Se il giudice del tribunale di Caltagirone aveva scritto, nelle motivazioni della sentenza di primo grado, che il ragazzo fosse partito da Caltagirone con l’intento di uccidere la sua ex fidanzata, «questo è certamente falso». Alla base di questa affermazione, gli orari indicati dai verbali dei carabinieri: «Alle 9.22 la signora Miano si trova al comando delle forze dell’ordine per denunciare gli interventi illeciti sulla sua auto, quindi Loris l’ha vista uscire. Perché non è entrato subito? Perché il suo ingresso in casa Noce è avvenuto solo alle 9.58, dopo una telefonata con Stefania? Cosa aspettava?». E, inoltre, «se si fosse trattato di un agguato, il luogo del delitto sarebbe il piano superiore, invece è l’ingresso». Tra gli oggetti di Loris è stata ritrovata una copia delle chiavi di casa di Stefania, che secondo l’accusa il giovane avrebbe usato per introdursi in casa la mattina del 27 dicembre: «Quelle chiavi sono state ritrovate all’interno di un marsupio marrone, sul sedile posteriore della Ford Ka di Gagliano. Né sulle chiavi né sul marsupio sono state rinvenute tracce di sangue – spiega Rabbito – L’arma insanguinata, invece, si trovava sul sedile anteriore destro. Risulta evidente che quelle chiavi siano state lasciate nella Ka, e che Loris sia stato fatto entrare in casa da Stefania».

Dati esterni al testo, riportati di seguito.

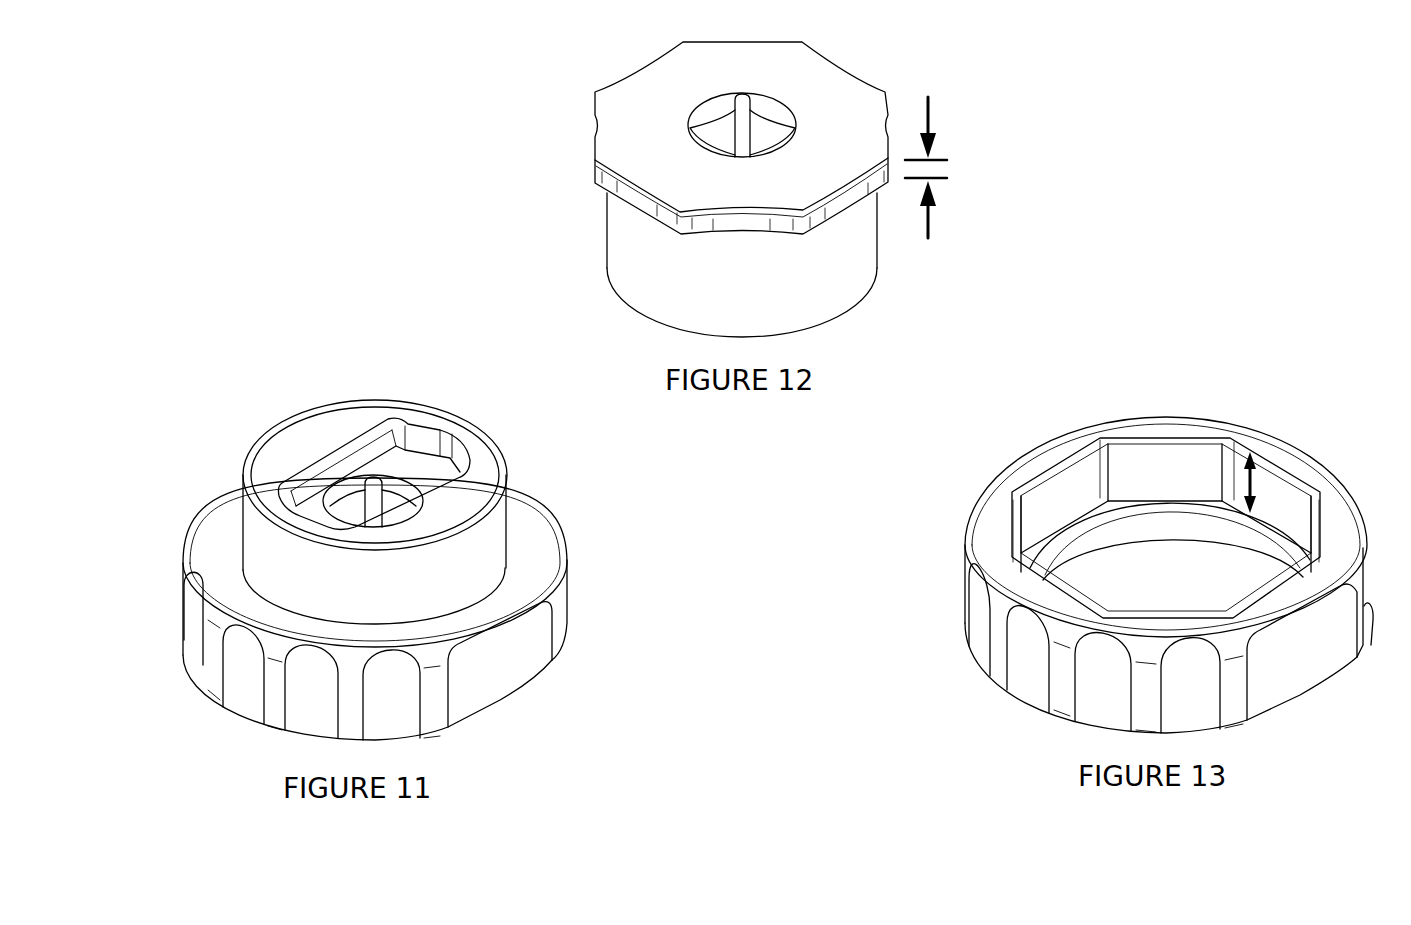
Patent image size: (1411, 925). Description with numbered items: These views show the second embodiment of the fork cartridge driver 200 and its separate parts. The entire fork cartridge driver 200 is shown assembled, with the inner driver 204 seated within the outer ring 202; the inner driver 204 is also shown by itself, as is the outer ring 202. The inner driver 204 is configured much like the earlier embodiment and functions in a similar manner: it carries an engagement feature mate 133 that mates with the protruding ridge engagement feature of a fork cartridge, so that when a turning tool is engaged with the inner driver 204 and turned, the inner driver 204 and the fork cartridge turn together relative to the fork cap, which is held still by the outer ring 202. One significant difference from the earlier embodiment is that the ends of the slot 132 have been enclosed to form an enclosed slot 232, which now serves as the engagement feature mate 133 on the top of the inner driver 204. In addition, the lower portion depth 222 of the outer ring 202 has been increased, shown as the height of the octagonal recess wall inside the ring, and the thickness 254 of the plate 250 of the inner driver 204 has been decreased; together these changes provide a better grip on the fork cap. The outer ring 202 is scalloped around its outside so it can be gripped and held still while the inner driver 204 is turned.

In FIG. 11, the fork cartridge driver 200 is at (344, 524).
In FIG. 11, the outer ring 202 is at (250, 680).
In FIG. 13, the outer ring 202 is at (1153, 585).
In FIG. 11, the inner driver 204 is at (397, 577).
In FIG. 12, the inner driver 204 is at (739, 181).
In FIG. 11, the slot 132 is at (396, 432).
In FIG. 11, the engagement feature mate 133 is at (396, 432).
In FIG. 11, the enclosed slot 232 is at (430, 440).
In FIG. 12, the plate 250 is at (848, 92).
In FIG. 12, the thickness 254 is at (930, 120).
In FIG. 13, the lower portion depth 222 is at (1260, 487).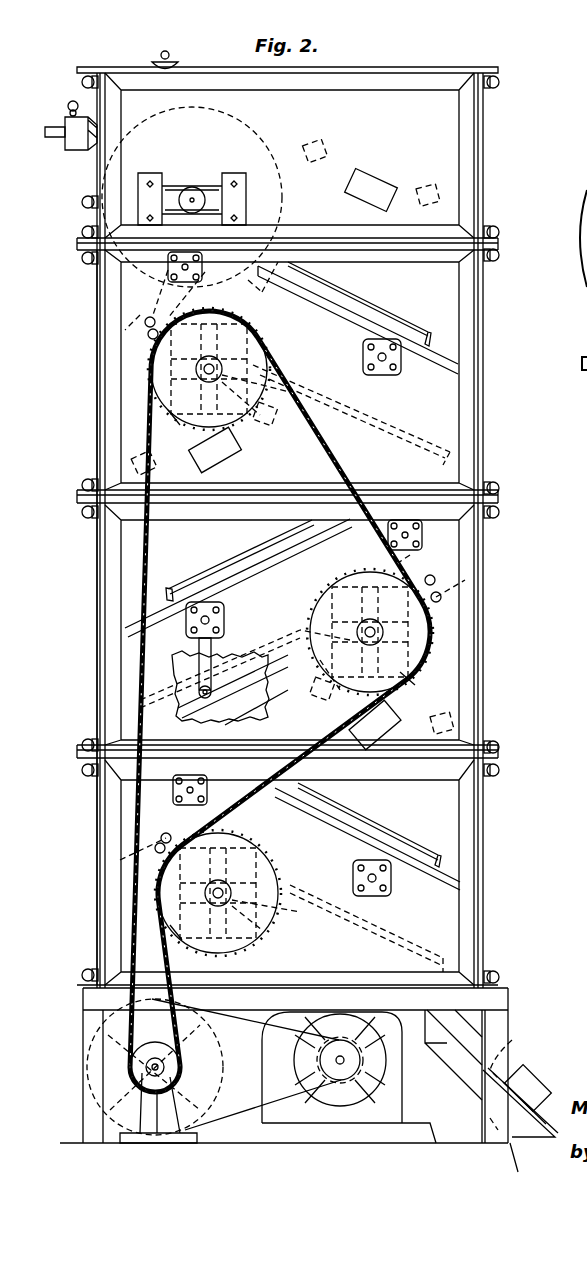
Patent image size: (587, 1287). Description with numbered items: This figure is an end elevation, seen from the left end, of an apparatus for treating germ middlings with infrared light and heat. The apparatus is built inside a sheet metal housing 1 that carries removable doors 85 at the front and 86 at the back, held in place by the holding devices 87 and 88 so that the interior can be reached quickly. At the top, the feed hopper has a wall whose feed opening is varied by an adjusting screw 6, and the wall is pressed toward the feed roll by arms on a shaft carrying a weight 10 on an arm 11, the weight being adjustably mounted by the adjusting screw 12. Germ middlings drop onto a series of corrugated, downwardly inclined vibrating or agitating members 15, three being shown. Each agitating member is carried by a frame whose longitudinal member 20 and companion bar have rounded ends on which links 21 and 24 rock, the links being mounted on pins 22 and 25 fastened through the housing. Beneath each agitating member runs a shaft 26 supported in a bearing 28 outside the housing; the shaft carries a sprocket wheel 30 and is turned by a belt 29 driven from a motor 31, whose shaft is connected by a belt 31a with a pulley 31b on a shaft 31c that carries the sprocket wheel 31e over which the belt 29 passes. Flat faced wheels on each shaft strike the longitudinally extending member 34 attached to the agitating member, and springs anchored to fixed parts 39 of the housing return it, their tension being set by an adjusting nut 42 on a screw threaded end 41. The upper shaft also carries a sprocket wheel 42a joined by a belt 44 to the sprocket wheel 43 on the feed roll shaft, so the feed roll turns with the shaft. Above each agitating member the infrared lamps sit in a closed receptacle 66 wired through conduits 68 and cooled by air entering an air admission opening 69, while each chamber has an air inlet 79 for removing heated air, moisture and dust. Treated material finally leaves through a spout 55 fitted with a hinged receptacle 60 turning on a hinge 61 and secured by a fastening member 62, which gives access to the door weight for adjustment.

«Quando Stefania gli conferma la sua intenzione di denunciarlo per stalking, avviene lo scivolamento psicotico del quale il nostro perito parla: Loris, convinto di essere un ragazzo dotato e intelligente, si trova davanti un altro se stesso, un perdente. A quel punto non capisce più nulla e agisce in maniera disordinata». Colpendo mortalmente Stefania e il nonno che provava a difenderla, e tentando di uccidere anche la nonna, Gaetana Ballirò, unica superstite di quella mattina. «In lui parte un programma automatico che non si può arrestare, lui uccide non perché vuole farlo ma perché deve». Il presunto «disturbo grave della personalità» di cui soffrirebbe Gagliano renderebbe, quindi, inammissibile la sua duplice richiesta di rinuncia al processo d’Appello: «Il suo obiettivo è solo uno: non essere considerato matto. Pur di ottenerlo, è disposto a farsi non uno ma quattro ergastoli. Come può essere considerato capace di stare in giudizio un soggetto che parte da premesse così deliranti?».